Why starting any GNOME based program over SSH takes about 30 seconds?
GNOME based programs always take about 30 seconds to start over SSH. Even simplest ones, like gnome-calculator
. After said programs start, they run absulutely fine. I am starting SSH session using ssh <user>@<host> -YC
command. I've tried checking CPU usage during this wait period, but there is nothing out of ordinary. Network bandwidth usage doesn't seem to be excessive either (in the range of 0.2 to 2 KiB/s).
I am using my Ubuntu 19.10 machine over SSH a lot and it's quite a problem for me. I've seen this problem in earlier Ubuntu versions as well.
EDIT: I've found that this delay happens when call to g_application_run()
is made. Running strace
explains that delay time. Last syscall before that delay is poll([{fd=11, events=POLLIN}], 1, 25000)
. 25000 being timeout in millisecons. All affected programs stall at this particular syscall. File descriptor 11 is created using eventfd2(0, EFD_CLOEXEC|EFD_NONBLOCK)
. All this means that program is waiting for some kind of event that never happens. But what can it be and what can cause it?
I believe this is due to the DISPLAY environment variable not being propagated to a local service called "xdg-desktop-portal-gtk". If it fails to start, each gnome application will try to start it during startup, wait for it to come up, then timeout after ~25s when it fails.

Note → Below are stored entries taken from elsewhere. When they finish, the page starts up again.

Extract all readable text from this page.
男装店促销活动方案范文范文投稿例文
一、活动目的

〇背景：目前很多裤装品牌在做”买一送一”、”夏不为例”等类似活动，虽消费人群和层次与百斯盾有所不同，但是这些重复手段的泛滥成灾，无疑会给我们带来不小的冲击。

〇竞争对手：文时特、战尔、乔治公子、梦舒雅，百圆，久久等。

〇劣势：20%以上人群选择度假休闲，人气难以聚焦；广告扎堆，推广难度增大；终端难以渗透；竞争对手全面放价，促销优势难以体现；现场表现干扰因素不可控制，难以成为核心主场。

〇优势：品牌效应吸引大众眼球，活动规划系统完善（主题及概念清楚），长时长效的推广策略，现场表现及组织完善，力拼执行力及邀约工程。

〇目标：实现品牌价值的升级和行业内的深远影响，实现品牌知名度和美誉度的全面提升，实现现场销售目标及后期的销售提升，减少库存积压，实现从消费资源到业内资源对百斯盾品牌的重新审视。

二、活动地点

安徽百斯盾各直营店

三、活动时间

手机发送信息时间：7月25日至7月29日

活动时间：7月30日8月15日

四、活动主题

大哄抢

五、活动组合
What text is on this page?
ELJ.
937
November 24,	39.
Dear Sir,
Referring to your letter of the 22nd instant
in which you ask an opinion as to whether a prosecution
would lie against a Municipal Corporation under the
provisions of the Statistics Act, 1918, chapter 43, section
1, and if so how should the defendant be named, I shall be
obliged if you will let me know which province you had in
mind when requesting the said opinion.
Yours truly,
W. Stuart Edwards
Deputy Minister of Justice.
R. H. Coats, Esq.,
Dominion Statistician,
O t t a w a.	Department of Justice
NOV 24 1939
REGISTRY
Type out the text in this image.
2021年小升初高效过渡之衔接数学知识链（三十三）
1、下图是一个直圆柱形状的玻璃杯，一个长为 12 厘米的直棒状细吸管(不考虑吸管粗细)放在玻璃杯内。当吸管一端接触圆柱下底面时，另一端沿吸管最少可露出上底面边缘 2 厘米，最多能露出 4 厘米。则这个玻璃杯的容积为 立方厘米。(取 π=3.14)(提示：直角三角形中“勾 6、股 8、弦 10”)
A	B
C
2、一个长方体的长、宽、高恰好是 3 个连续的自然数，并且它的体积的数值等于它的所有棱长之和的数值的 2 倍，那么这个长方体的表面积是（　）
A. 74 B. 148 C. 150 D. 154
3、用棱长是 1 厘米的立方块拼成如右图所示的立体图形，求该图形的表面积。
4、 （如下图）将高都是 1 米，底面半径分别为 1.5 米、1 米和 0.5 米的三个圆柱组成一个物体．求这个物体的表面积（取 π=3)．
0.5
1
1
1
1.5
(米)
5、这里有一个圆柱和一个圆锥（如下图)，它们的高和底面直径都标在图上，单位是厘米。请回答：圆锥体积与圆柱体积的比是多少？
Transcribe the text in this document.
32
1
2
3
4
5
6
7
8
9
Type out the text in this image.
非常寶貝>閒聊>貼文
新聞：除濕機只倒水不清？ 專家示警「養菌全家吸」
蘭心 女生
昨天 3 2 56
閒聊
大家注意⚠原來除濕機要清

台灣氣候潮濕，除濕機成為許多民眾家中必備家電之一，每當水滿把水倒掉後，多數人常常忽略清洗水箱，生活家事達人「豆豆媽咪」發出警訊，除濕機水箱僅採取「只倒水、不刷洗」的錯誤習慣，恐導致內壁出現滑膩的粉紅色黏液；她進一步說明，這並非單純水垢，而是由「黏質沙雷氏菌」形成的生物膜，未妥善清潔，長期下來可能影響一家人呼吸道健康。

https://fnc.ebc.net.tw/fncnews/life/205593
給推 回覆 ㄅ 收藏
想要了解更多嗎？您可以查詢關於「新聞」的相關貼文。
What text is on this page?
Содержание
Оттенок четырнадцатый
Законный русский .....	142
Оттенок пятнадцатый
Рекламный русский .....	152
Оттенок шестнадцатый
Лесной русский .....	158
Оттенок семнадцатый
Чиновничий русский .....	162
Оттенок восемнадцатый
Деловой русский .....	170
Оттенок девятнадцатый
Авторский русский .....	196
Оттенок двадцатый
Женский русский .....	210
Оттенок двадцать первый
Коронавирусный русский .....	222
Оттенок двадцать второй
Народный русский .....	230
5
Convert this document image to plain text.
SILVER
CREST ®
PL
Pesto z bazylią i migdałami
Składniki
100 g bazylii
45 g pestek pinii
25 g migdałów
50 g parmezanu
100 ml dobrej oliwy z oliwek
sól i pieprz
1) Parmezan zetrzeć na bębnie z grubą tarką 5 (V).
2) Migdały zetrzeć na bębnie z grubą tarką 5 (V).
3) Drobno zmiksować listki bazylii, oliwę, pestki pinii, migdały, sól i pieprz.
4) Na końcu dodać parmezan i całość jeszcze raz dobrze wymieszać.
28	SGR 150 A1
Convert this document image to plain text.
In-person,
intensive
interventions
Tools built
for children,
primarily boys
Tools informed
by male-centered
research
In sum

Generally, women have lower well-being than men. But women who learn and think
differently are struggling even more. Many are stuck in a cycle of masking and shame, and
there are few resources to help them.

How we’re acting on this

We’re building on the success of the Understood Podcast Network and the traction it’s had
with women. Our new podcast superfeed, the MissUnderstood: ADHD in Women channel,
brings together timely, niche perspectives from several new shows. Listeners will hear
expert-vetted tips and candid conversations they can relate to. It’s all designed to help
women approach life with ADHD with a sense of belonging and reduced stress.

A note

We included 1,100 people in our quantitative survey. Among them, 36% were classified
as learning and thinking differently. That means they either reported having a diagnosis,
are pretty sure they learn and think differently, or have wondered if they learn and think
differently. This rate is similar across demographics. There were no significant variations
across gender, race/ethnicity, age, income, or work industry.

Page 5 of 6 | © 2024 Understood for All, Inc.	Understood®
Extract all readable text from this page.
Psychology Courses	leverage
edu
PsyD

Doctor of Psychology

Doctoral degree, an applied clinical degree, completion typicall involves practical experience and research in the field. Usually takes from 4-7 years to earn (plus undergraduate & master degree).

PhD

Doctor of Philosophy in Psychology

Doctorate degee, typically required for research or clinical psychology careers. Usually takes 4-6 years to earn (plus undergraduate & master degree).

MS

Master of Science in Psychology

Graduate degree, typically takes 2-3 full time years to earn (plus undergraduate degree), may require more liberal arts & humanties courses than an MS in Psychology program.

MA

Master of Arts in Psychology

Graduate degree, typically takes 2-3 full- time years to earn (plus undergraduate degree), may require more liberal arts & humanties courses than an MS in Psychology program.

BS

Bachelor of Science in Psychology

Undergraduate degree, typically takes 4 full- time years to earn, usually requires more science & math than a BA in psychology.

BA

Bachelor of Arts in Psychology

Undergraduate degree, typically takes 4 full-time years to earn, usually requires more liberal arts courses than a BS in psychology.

You can fix this manually by doing this after logging in. First, update the environment for dbus processes:
$ dbus-update-activation-environment --systemd DBUS_SESSION_BUS_ADDRESS DISPLAY XAUTHORITY
Then start the service:
$ systemctl --user start xdg-desktop-portal-gtk
Now startup should be fast again.
If someone knows the best/most elegant way to do this automagically for every using logging in to a remote system I'd like to know about it.
30 seconds sounds an awful lot like DNS timeout.
Update the question with:
time ssh localhost echo
time ssh -YC user@remote echo
time ssh -YC localhost gnome-calculator
My guess is that remote
cannot make reverse lookup of your IP-address. So try adding this in server:/etc/hosts
i.p.n.o myclient
where i.p.n.o is your clients IP address.